AS MELHORES MISTURADAS SÃO AS DOS MONTES.
COMIDA DE POBRE?
Fleming de Oliveira
Dizia-se
(diz-se?) que as melhores misturadas são as dos Montes, feitas com feijão de
sopa, semeado em março nas serradas (chão de hortas ou terrenos de sequeiro),
colhido no início do verão e que exalavam um aroma divinal, que vinha da
cozinha e chegava até à rua.
Em
casa de Joaquim Pereira de Magalhães, de acordo com uma prática que chegou até
hoje, punham-se os feijões dentro de um alguidar com água fria, durante cerca
de duas horas, para amolecer a casca, a fim de facilitar a cozedura. Depois de
demolhados levavam-se a uma caçarola,
para cozer lentamente em água temperada com sal e azeite. Estando o feijão
cozido, reduzia-se o puré a cerca de metade, juntando-lhe água, se necessário,
tendo em atenção que o puré devia ficar grosso. Levantada a fervura,
misturavam-se as couves, previamente cortadas aos bocadinhos e retificava-se o
sal e o azeite. Devia deixar-se cozer bem as couves e pronto, siga para a mesa que já é tarde.
Inácio
Catarino, conta que as mulheres disputavam entre si os respetivos méritos na
arte das misturadas e nos casos em que se deitava pouco azeite (por uma questão
de economia), os que passavam na rua, bem o percebiam e diziam jocosa e
depreciativamente que cheirava a raposas.
As
misturadas era um bom combustível para
aguentar o trabalho do dia-a-dia do campo. Com as misturadas, no dia seguinte
ou mesmo dois dias depois, faziam-se as papas, um prato suculento e forte, com
farinha de milho, cozendo-se as couves, a batata e o feijão que, depois, se
acompanhavam com sardinha ou bacalhau.
TI Zé
das Tojeiras costumava dizer que pobre come arroz, batata, vegetais,
bacalhau, carne de porco e doce uma vez por outra. Resultado, se não morrer
empanzinado, cresce com uma saúde de fera. Já o rico come um monte de coisinhas
delicadas. O filho de rico, o citadino de Alcobaça, é criado longe do pó da
terra, longe dos mosquitos e da lama. É criado a comer apenas papinha fina. Ser
pobre, portanto, é melhor para a saúde….
Um
rico se passasse a comer por sistema essas delicadezas,
ficaria doente, pois tornou-se alérgico às comidas normais. Não é raro encontrar um rural que jamais foi ao um médico.

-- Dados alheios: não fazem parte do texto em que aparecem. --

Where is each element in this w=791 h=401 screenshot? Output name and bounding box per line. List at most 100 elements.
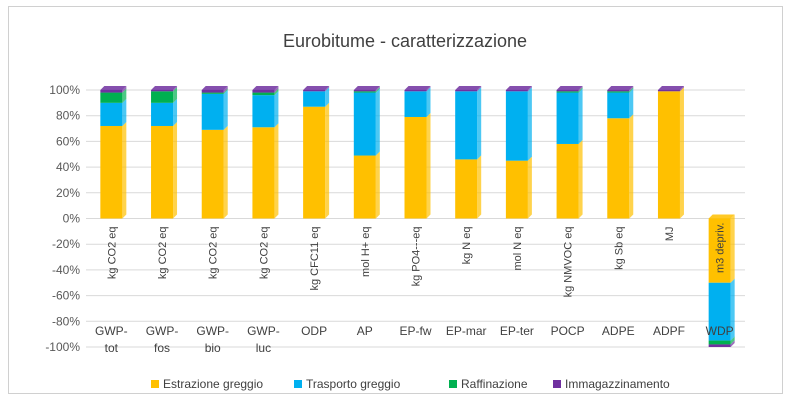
bar-top-face	[303, 86, 330, 90]
bar-segment	[100, 90, 123, 93]
unit-label: kg CO2 eq	[258, 227, 270, 280]
bar-segment	[353, 155, 376, 219]
bar-segment	[252, 90, 275, 93]
x-tick-label: ADPF	[653, 324, 685, 338]
bar-segment	[404, 91, 427, 117]
x-tick-label-line2: luc	[256, 341, 271, 355]
unit-label: MJ	[664, 227, 676, 242]
bar-segment	[353, 90, 376, 92]
bar-segment-side	[173, 98, 178, 126]
unit-label: mol H+ eq	[360, 227, 372, 277]
legend-swatch	[449, 380, 457, 388]
bar-segment-side	[274, 123, 279, 219]
bar-segment-side	[223, 125, 228, 219]
bar-segment	[201, 129, 224, 219]
bar-top-face	[505, 86, 532, 90]
chart-title: Eurobitume - caratterizzazione	[283, 31, 527, 51]
bar-segment-side	[274, 86, 279, 93]
bar-segment-side	[527, 87, 532, 161]
unit-label: kg CFC11 eq	[309, 227, 321, 291]
y-tick-label: -60%	[52, 289, 80, 303]
bar-segment-side	[325, 102, 330, 219]
unit-labels: kg CO2 eq kg CO2 eq kg CO2 eq kg CO2 eq kg C…	[106, 223, 726, 298]
bar-segment	[151, 102, 174, 126]
bar-segment-side	[223, 88, 228, 94]
bar-segment	[657, 91, 680, 219]
bar-top-face	[556, 86, 583, 90]
bar-top-face	[353, 86, 380, 90]
bar-segment-side	[122, 88, 127, 103]
bar-top-face	[708, 214, 735, 219]
bar-segment-side	[122, 98, 127, 126]
bar-segment-side	[578, 139, 583, 219]
bar-segment	[708, 340, 731, 345]
x-tick-labels: GWP-tot GWP-fos GWP-bio GWP-luc ODP AP EP-fw EP…	[95, 324, 734, 355]
bar-segment-side	[477, 87, 482, 160]
legend-item: Immagazzinamento	[553, 377, 670, 391]
unit-label: kg N eq	[461, 227, 473, 265]
bar-segment-side	[325, 87, 330, 107]
unit-label: m3 depriv.	[715, 223, 727, 274]
bar-segment-side	[274, 88, 279, 96]
bar-segment-side	[578, 87, 583, 93]
bar-segment	[151, 91, 174, 103]
x-tick-label: GWP-	[95, 324, 128, 338]
y-tick-label: 60%	[56, 134, 80, 148]
unit-label: kg Sb eq	[613, 227, 625, 270]
bar-segment	[404, 116, 427, 219]
legend-label: Raffinazione	[461, 377, 528, 391]
x-tick-label: WDP	[706, 324, 734, 338]
legend-item: Trasporto greggio	[294, 377, 401, 391]
bar-segment-side	[578, 86, 583, 92]
y-tick-label: -100%	[45, 340, 80, 354]
bar-top-face	[201, 86, 228, 90]
bar-segment	[505, 90, 528, 92]
unit-label: mol N eq	[512, 227, 524, 271]
bar-segment-side	[223, 86, 228, 93]
bar-segment-side	[629, 86, 634, 92]
x-tick-label: EP-ter	[500, 324, 534, 338]
bar-segment	[505, 91, 528, 161]
unit-label: kg NMVOC eq	[563, 227, 575, 298]
bar-segment	[657, 90, 680, 92]
bar-segment-side	[426, 86, 431, 92]
unit-label: kg PO4---eq	[411, 227, 423, 287]
y-tick-label: 40%	[56, 160, 80, 174]
bar-segment	[252, 95, 275, 128]
x-tick-label: GWP-	[146, 324, 179, 338]
bar-segment	[455, 159, 478, 219]
y-tick-label: -20%	[52, 237, 80, 251]
bar-segment-side	[730, 214, 735, 283]
y-tick-label: -40%	[52, 263, 80, 277]
bar-segment	[353, 92, 376, 156]
legend-swatch	[294, 380, 302, 388]
bar-segment	[100, 125, 123, 219]
bar-segment	[353, 91, 376, 93]
bar-segment-side	[325, 86, 330, 92]
bar-segment-side	[527, 156, 532, 219]
legend-swatch	[553, 380, 561, 388]
bar-segment	[556, 90, 579, 92]
bar-segment	[607, 90, 630, 92]
bar-segment-side	[122, 121, 127, 219]
bar-layer	[100, 86, 735, 347]
bar-segment-side	[375, 86, 380, 92]
bar-segment	[303, 91, 326, 107]
bar-top-face	[607, 86, 634, 90]
bar-top-face	[252, 86, 279, 90]
bar-segment	[151, 125, 174, 219]
x-tick-label: ADPE	[602, 324, 635, 338]
x-tick-label: AP	[357, 324, 373, 338]
unit-label: kg CO2 eq	[106, 227, 118, 280]
bar-segment	[455, 90, 478, 92]
y-tick-label: 0%	[63, 212, 81, 226]
unit-label: kg CO2 eq	[208, 227, 220, 280]
bar-segment	[201, 90, 224, 93]
bar-segment-side	[173, 86, 178, 92]
bar-segment	[201, 93, 224, 130]
bar-segment	[556, 143, 579, 219]
bar-segment	[607, 118, 630, 219]
bar-top-face	[100, 86, 127, 90]
legend-item: Raffinazione	[449, 377, 528, 391]
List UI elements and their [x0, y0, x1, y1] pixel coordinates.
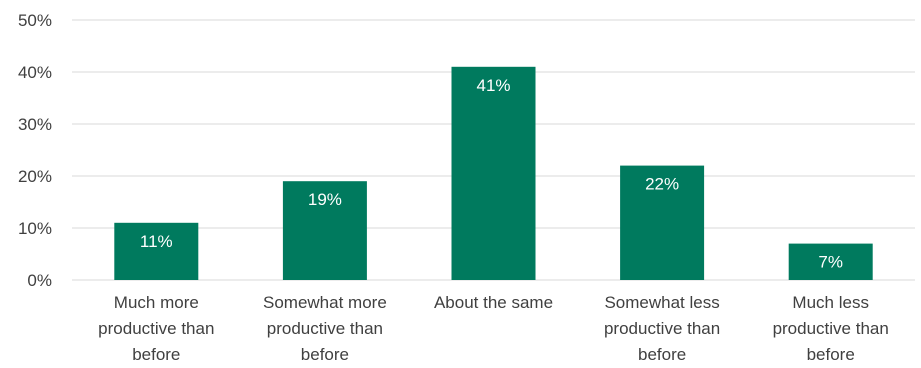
category-label-line: productive than — [267, 319, 383, 338]
category-label: Much more productive than before — [98, 293, 214, 364]
bar — [451, 66, 536, 280]
category-label-line: before — [638, 345, 686, 364]
y-tick-label: 10% — [18, 219, 52, 238]
category-label-line: Much less — [792, 293, 869, 312]
category-label-line: Somewhat less — [604, 293, 719, 312]
data-label: 19% — [308, 190, 342, 209]
bar — [114, 222, 199, 280]
category-label: About the same — [434, 293, 553, 312]
bar — [282, 181, 367, 280]
data-labels: 11% 19% 41% 22% 7% — [140, 76, 843, 272]
y-tick-label: 20% — [18, 167, 52, 186]
category-label-line: before — [807, 345, 855, 364]
y-tick-label: 50% — [18, 11, 52, 30]
category-label-line: before — [132, 345, 180, 364]
category-label-line: before — [301, 345, 349, 364]
y-axis-tick-labels: 0% 10% 20% 30% 40% 50% — [18, 11, 52, 290]
category-label-line: productive than — [773, 319, 889, 338]
category-label: Much less productive than before — [773, 293, 889, 364]
category-label: Somewhat less productive than before — [604, 293, 720, 364]
bars — [114, 66, 873, 280]
category-label: Somewhat more productive than before — [263, 293, 387, 364]
category-label-line: productive than — [604, 319, 720, 338]
y-tick-label: 40% — [18, 63, 52, 82]
category-label-line: Much more — [114, 293, 199, 312]
data-label: 41% — [476, 76, 510, 95]
data-label: 7% — [818, 253, 843, 272]
y-tick-label: 0% — [27, 271, 52, 290]
data-label: 22% — [645, 175, 679, 194]
category-label-line: productive than — [98, 319, 214, 338]
y-tick-label: 30% — [18, 115, 52, 134]
bar — [620, 165, 705, 280]
data-label: 11% — [140, 232, 173, 251]
category-label-line: Somewhat more — [263, 293, 387, 312]
bar — [788, 243, 873, 280]
category-label-line: About the same — [434, 293, 553, 312]
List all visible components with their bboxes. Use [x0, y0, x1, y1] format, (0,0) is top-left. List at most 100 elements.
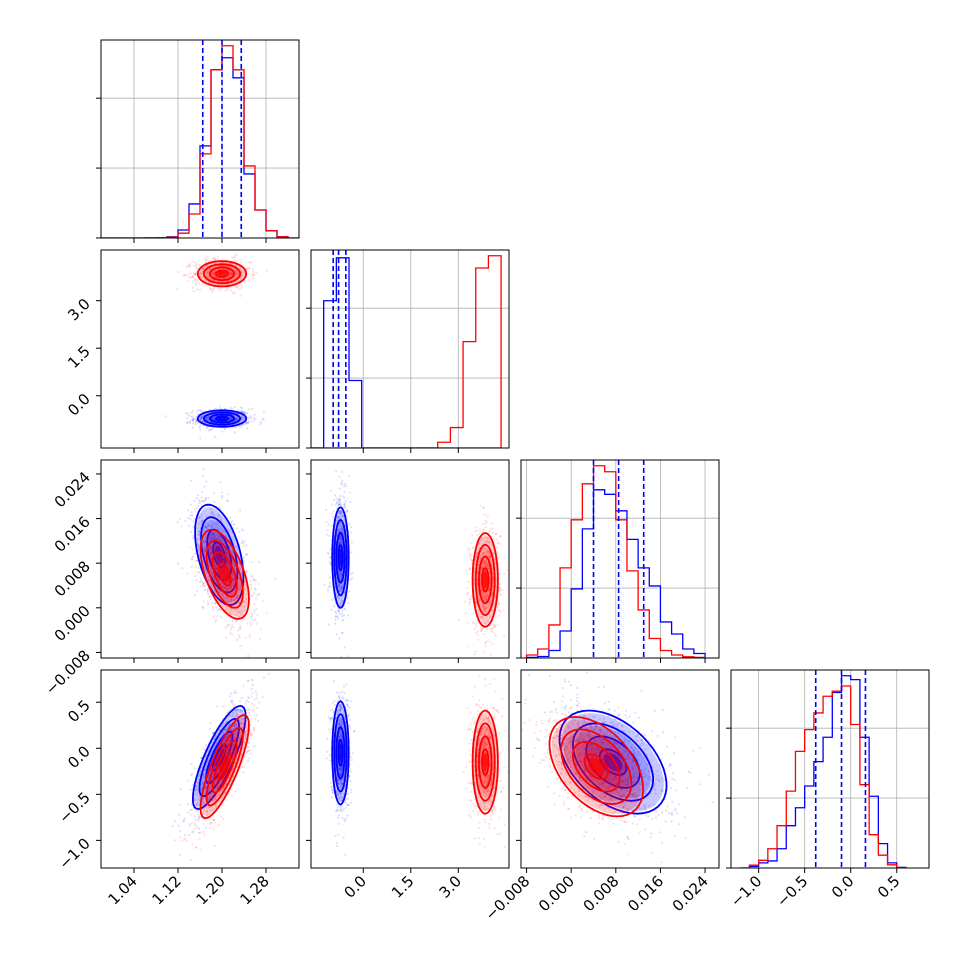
scatter-panel-r3-c2: −0.008 0.000 0.008 0.016 0.024	[481, 669, 720, 924]
blue-density-core	[214, 748, 224, 767]
red-density-core	[220, 757, 229, 776]
red-contour	[217, 562, 232, 587]
red-contour	[583, 753, 609, 781]
histogram-red	[740, 685, 907, 868]
x-tick-label: 1.12	[148, 872, 184, 908]
red-contour	[548, 716, 645, 818]
x-tick-label: 0.008	[580, 872, 623, 915]
histogram-area	[521, 460, 719, 658]
histogram-area	[101, 40, 299, 238]
histogram-red	[525, 465, 706, 658]
blue-density-core	[215, 546, 224, 564]
x-tick-label: 0.016	[624, 872, 667, 915]
red-contour	[474, 722, 496, 802]
blue-contour	[335, 726, 346, 780]
y-tick-label: −1.0	[55, 834, 93, 872]
red-contour	[572, 740, 621, 793]
red-density-core	[483, 571, 488, 589]
x-tick-label: 0.0	[341, 872, 371, 902]
scatter-panel-r2-c1	[306, 459, 510, 663]
y-tick-label: 1.5	[64, 342, 94, 372]
red-contour	[211, 739, 238, 794]
blue-contour	[333, 519, 348, 597]
blue-contour	[337, 739, 344, 767]
scatter-area	[171, 670, 270, 862]
red-contour	[560, 728, 633, 805]
panel-frame	[100, 39, 300, 239]
y-tick-label: −0.008	[42, 647, 94, 699]
panel-frame	[310, 459, 510, 659]
red-contour	[199, 714, 250, 820]
blue-contour	[571, 722, 654, 802]
histogram-red	[101, 45, 299, 238]
histogram-red	[311, 255, 502, 448]
blue-contour	[335, 531, 346, 584]
red-contour	[471, 532, 499, 628]
y-tick-label: 0.016	[51, 513, 94, 556]
y-tick-label: 3.0	[64, 295, 94, 325]
blue-contour	[191, 704, 247, 811]
red-contour	[481, 748, 490, 776]
red-contour	[208, 266, 236, 282]
blue-contour	[215, 415, 229, 422]
x-tick-label: −1.0	[727, 872, 765, 910]
blue-contour	[331, 506, 350, 609]
red-contour	[477, 735, 493, 789]
blue-contour	[200, 516, 239, 594]
scatter-panel-r3-c1: 0.0 1.5 3.0	[306, 669, 510, 902]
red-contour	[477, 555, 493, 605]
panel-frame	[100, 669, 300, 869]
scatter-area	[521, 671, 714, 864]
scatter-panel-r3-c0: 1.04 1.12 1.20 1.28 −1.0 −0.5 0.0 0.5	[55, 669, 300, 908]
blue-contour	[558, 709, 668, 815]
scatter-area	[164, 253, 268, 440]
histogram-panel-1	[306, 249, 510, 453]
red-contour	[202, 263, 242, 285]
y-tick-label: 0.008	[51, 557, 94, 600]
x-tick-label: 0.000	[535, 872, 578, 915]
x-tick-label: 0.0	[828, 872, 858, 902]
red-contour	[217, 752, 232, 781]
red-contour	[205, 539, 244, 609]
red-contour	[211, 551, 238, 598]
red-contour	[214, 269, 230, 278]
y-tick-label: 0.5	[64, 696, 94, 726]
blue-contour	[333, 713, 348, 793]
x-tick-label: −0.5	[773, 872, 811, 910]
histogram-panel-0	[96, 39, 300, 243]
panel-frame	[520, 669, 720, 869]
panel-frame	[310, 249, 510, 449]
histogram-area	[731, 670, 929, 868]
x-tick-label: 0.024	[669, 872, 712, 915]
scatter-area	[176, 468, 277, 658]
panel-frame	[730, 669, 930, 869]
y-tick-label: 0.024	[51, 468, 94, 511]
y-tick-label: 0.000	[51, 602, 94, 645]
blue-contour	[598, 748, 628, 776]
red-contour	[471, 709, 499, 815]
red-contour	[199, 528, 250, 620]
x-tick-label: 1.20	[192, 872, 228, 908]
blue-contour	[194, 503, 245, 606]
x-tick-label: 1.5	[388, 872, 418, 902]
red-density-core	[220, 566, 229, 583]
blue-density-core	[339, 548, 342, 567]
y-tick-label: 0.0	[64, 390, 94, 420]
panel-frame	[520, 459, 720, 659]
blue-density-core	[217, 417, 227, 420]
red-density-core	[217, 271, 227, 276]
blue-contour	[198, 717, 240, 798]
histogram-panel-2	[516, 459, 720, 663]
red-density-core	[588, 758, 605, 776]
red-contour	[481, 567, 490, 593]
blue-contour	[337, 544, 344, 572]
panel-frame	[100, 459, 300, 659]
blue-contour	[331, 700, 350, 806]
histogram-panel-3: −1.0 −0.5 0.0 0.5	[726, 669, 930, 911]
panel-frame	[310, 669, 510, 869]
blue-contour	[208, 413, 236, 424]
scatter-panel-r1-c0: 0.0 1.5 3.0	[64, 249, 300, 453]
y-tick-label: 0.0	[64, 742, 94, 772]
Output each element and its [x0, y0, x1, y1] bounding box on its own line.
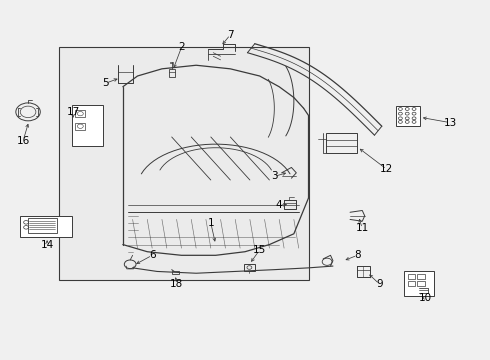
Bar — [27, 219, 57, 233]
Bar — [75, 123, 85, 130]
Text: 6: 6 — [149, 250, 155, 260]
Text: 11: 11 — [356, 224, 369, 233]
Text: 2: 2 — [178, 42, 185, 52]
Text: 10: 10 — [419, 293, 432, 303]
Text: 12: 12 — [380, 164, 393, 174]
Text: 3: 3 — [271, 171, 278, 181]
Text: 4: 4 — [276, 200, 283, 210]
Bar — [417, 274, 425, 279]
Bar — [75, 110, 85, 117]
Text: 5: 5 — [102, 78, 109, 88]
Bar — [72, 105, 103, 146]
Text: 8: 8 — [354, 250, 361, 260]
Text: 18: 18 — [170, 279, 183, 289]
Bar — [404, 271, 434, 296]
Text: 17: 17 — [66, 107, 80, 117]
Text: 1: 1 — [207, 218, 214, 228]
Bar — [172, 271, 179, 274]
Text: 7: 7 — [227, 30, 234, 40]
Text: 13: 13 — [443, 118, 457, 128]
Bar — [408, 281, 415, 286]
Text: 15: 15 — [253, 245, 266, 255]
Bar — [396, 107, 420, 126]
Text: 16: 16 — [17, 136, 30, 145]
Bar — [244, 264, 255, 271]
Text: 9: 9 — [376, 279, 383, 289]
Bar — [326, 134, 357, 153]
Bar — [417, 281, 425, 286]
Bar — [408, 274, 415, 279]
Bar — [170, 62, 173, 63]
Bar — [169, 69, 174, 77]
Bar — [20, 216, 72, 237]
Text: 14: 14 — [41, 239, 54, 249]
Bar — [59, 47, 309, 280]
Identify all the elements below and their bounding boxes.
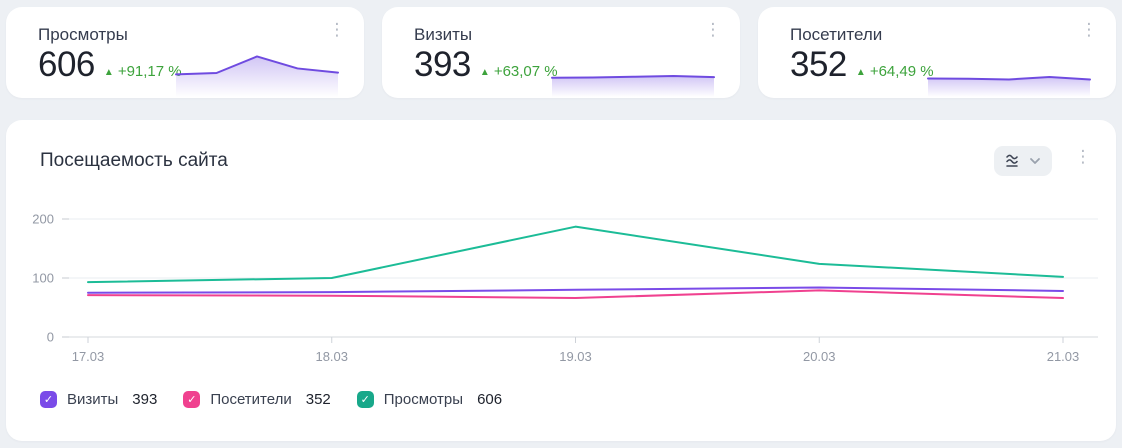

Já os ricos, não saem dos consultórios.
Deolinda,
a viúva de Ti Zé, corta ao meio o pão tipo caseiro, retirado de um saco de
pano. As metades são colocadas junto do lume para torrar devagarinho e à medida
que as postas altas e brancas de bacalhau vão a assar. O cheiro a bacalhau
espalha-se pela cozinha. António o sobrinho, oferece-se para ir a casa buscar
azeite. É do bom. É caseiro. É melhor que
o do supermercado.
Meia
hora depois, e após ser virado várias vezes, o bacalhau está no ponto. O pão é
regado com muito azeite. Não tem nada a
ver com outra coisa. É muito melhor, confessa um conviva.
Deolinda
lembra o tempo em que este prato de bacalhau assado era comida de pobre.
Como o pão untado em azeite enche muito,
dava para o pessoal aguentar muitas horas sem comer. Hoje é caro e
não se pode comprar.
Lurdes
Domiciano, que sempre viveu na aldeia, lá para os lados da Ataíja, tem uma tese
interessante sobre os méritos da sopa e a comida tradicional portuguesa de que
é indefetível adepta.
Sopa é comida de pobre?
Comida de pobres e
dos que recordam a pobreza? Não, se é que
nunca, nunca, deixa de o ser, diz a D. Lurdes, que acrescenta, mal de quem sendo pobre ou remediado renega
a sopa a pensar que passa por rico.
Enfim, mal dos que
deixaram a sopa para tentar apagar as marcas de um passado modesto ou de
privações.
D. Lurdes reconhece
quanto é valiosa, tal como os filhos que vivem no Luxemburgo. A sopa deve ser
comida de rico, de urbano apressado, de remediado, de rural, de trabalhador
braçal e ou mesmo de ocioso. É boa para meninos, adultos e idosos.
A sopa pertence à
tradição portuguesa porque sempre foi, e não deixa de ser, boa para a saúde.
Por isso se desenvolveu o gosto pela sopa, o prazer em a saborear, cheirar,
olhar. É honrada por vários mitos, estórias
e contos. Há séculos e séculos que a sopa é um dos maiores monumentos
alimentares da cultura mediterrânica e portuguesa.